Para a presidente da Associação Nacional de Professores de Português (Anproport), Rosário Andorinha, "é bem vinda a revisão" do Acordo Ortográfico (AO90) mas lamenta que não se tenham ouvido os alertas lançados desde a sua aplicação.
Revisão do AO90 é bem vinda para Associação Nacional de Professores de Português
Para a Anproport "é bem vinda a revisão naquilo que possa melhorar, mas, paradoxalmente, é lamentável, que passado este tempo todo é que se dê conta, e se tente agora pensar, repensar, e repensar, questões que já haviam sido tocadas por tantas pessoas, algumas de grande dignidade e de grande valor quer académico, quer literário".
Rosário Andorinha falava à agência Lusa a propósito do anúncio feito pela Academia das Ciências de Lisboa (ACL) que vai apresentar ainda este ano um estudo para aperfeiçoar do AO90, sugerindo nomeadamente o regresso à utilização de algumas consoantes mudas.
"Tudo que se puder fazer contra os erros que estavam a ser cometidos em termos de Língua Portuguesa, que é o nosso património, para nós é bem vindo, não sei se será suficiente, e não sei se vamos a tempo de corrigir todo este sistema vocal cada vez mais fechado, sem as consoantes mudas, outras vezes aberto", afirmou a responsável.
Atualmente, disse a presidente da Anproport, repara-se que "nem oralmente, nem por escrito as pessoas conseguem cumprir" o AO90.
"Os alunos estão a colocar acentuação onde não existia", disse a responsável que argumentou que "uma língua não se muda por decreto, nem por lei" e defendeu que "do ponto de vista cívico, da cidadania, uma língua pertence a todos, todos esses que não foram, chamados a dar uma palavra"
A responsável realçou que o AO90 não resultou de "uma alteração e evolução naturais da língua".
"A Anproport tem uma posição de aceitação de tudo o que vier para minorar os efeitos da catástrofe, porque já são muitos, e neste momento estão a cometer-se erros, é bem vindo, mas é muito, muito pouco, porque estas coisas já tinham sido constatadas, até por grandes nomes, de referência", disse.
Rosário Andorinha afirmou que "há que tentar remediar, se é possível, aquilo que não está certo, e não está há muito tempo, e há países que não ratificaram" o AO90.
O presidente da ACL, Artur Anselmo, salientou à Lusa que a instituição não tem qualquer tendência política e que o AO90 é "um problema científico e não político", que deveria ser resolvido definitivamente, e que é utópico impor uma grafia igual em todos os países que falam português.
Ana Salgado, coordenadora do novo dicionário da Academia (que deve estar pronto em 2018), disse também que o acordo não estabelece uma ortografia única e inequívoca, o que permite várias interpretações e, por isso, causa instabilidade.
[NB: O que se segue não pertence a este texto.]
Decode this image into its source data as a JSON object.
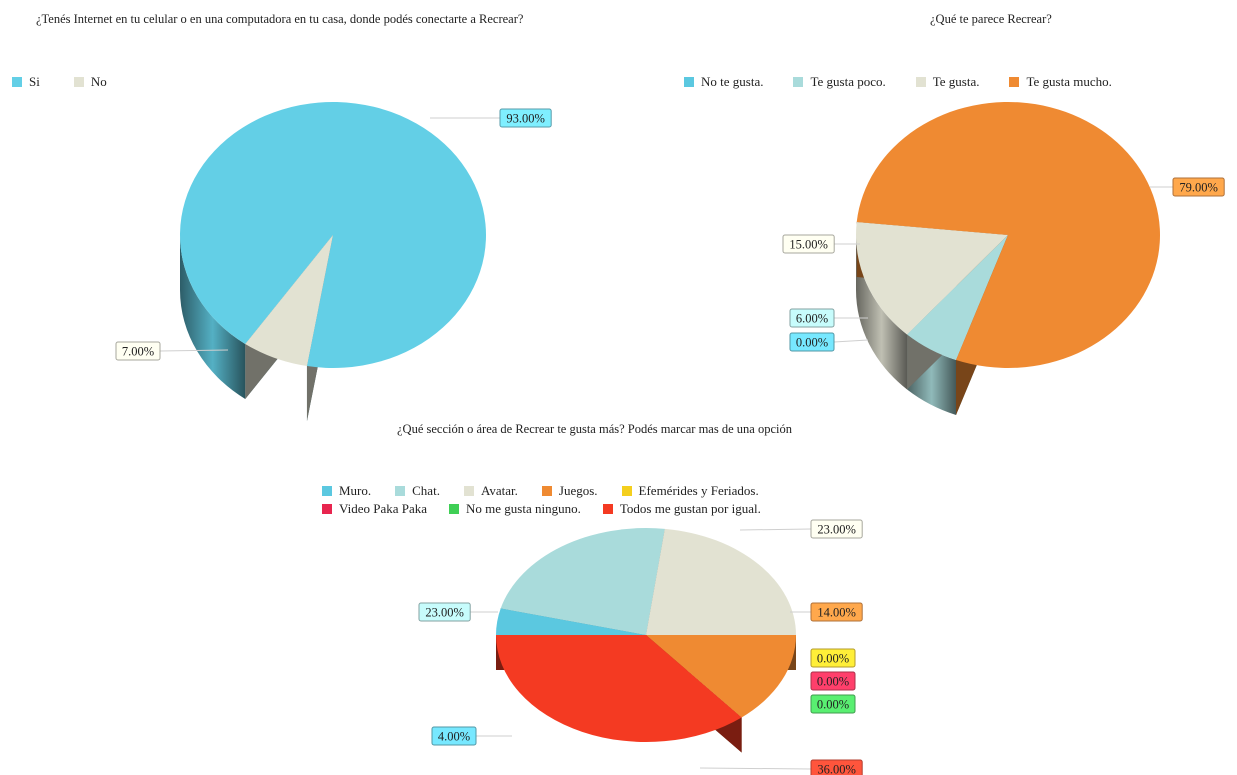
{
  "chart_data": [
    {
      "type": "pie",
      "title": "¿Tenés Internet en tu celular o en una computadora en tu casa, donde podés conectarte a Recrear?",
      "categories": [
        "Si",
        "No"
      ],
      "values": [
        93.0,
        7.0
      ],
      "value_labels": [
        "93.00%",
        "7.00%"
      ],
      "colors": [
        "#63cfe6",
        "#e2e2d2"
      ],
      "legend_position": "top-left"
    },
    {
      "type": "pie",
      "title": "¿Qué te parece Recrear?",
      "categories": [
        "No te gusta.",
        "Te gusta poco.",
        "Te gusta.",
        "Te gusta mucho."
      ],
      "values": [
        0.0,
        6.0,
        15.0,
        79.0
      ],
      "value_labels": [
        "0.00%",
        "6.00%",
        "15.00%",
        "79.00%"
      ],
      "colors": [
        "#5bc8e0",
        "#a9dbdb",
        "#e2e2d2",
        "#ef8a32"
      ],
      "legend_position": "top"
    },
    {
      "type": "pie",
      "title": "¿Qué sección o área de Recrear te gusta más? Podés marcar mas de una opción",
      "categories": [
        "Muro.",
        "Chat.",
        "Avatar.",
        "Juegos.",
        "Efemérides y Feriados.",
        "Video Paka Paka",
        "No me gusta ninguno.",
        "Todos me gustan por igual."
      ],
      "values": [
        4.0,
        23.0,
        23.0,
        14.0,
        0.0,
        0.0,
        0.0,
        36.0
      ],
      "value_labels": [
        "4.00%",
        "23.00%",
        "23.00%",
        "14.00%",
        "0.00%",
        "0.00%",
        "0.00%",
        "36.00%"
      ],
      "colors": [
        "#5bc8e0",
        "#a9dbdb",
        "#e2e2d2",
        "#ef8a32",
        "#f4cf1e",
        "#e8254f",
        "#3fcf55",
        "#f43a22"
      ],
      "legend_position": "top"
    }
  ]
}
O estudo da Academia pretende acabar com essa instabilidade.
Também em declarações à Lusa, a responsável frisou que a ACL não defende a revogação do AO90, mas sim o seu aperfeiçoamento, sendo que o que propõe são ajustes, como de resto a Academia brasileira já fez também.
A Academia vai, por exemplo, recomendar o emprego do hífen em algumas palavras (fará uma listagem), revelou Ana Salgado, ressalvando que o não emprego do hífen "não quer dizer que seja um erro".
Quanto às consoantes que não se pronunciam a ACL vai defender que elas só caiam nos casos em que há uma grafia única em Portugal e no Brasil (como na palavra `ação`). No entanto, em casos como a palavra `recepção` "a nossa leitura" (da ACL) é que a escrita com o `p` é "legítima no espaço lusófono". Na palavra `optica`, a ACL defende também o uso do `p`.
Ana Salgado lembrou que o AO90 está a ser aplicado no ensino desde 2011 e que muitas crianças poderiam não entender a reposição de consoantes, pelo que o trabalho da Academia é abrir essa possibilidade, uma "via para uniformizar", e deixar que depois a língua evolua.
Artur Anselmo também admite todas as críticas e diz que não faz sentido "abrasileirar" a ortografia do português, como não faz sentido moldá-lo à ortografia de qualquer outro país lusófono.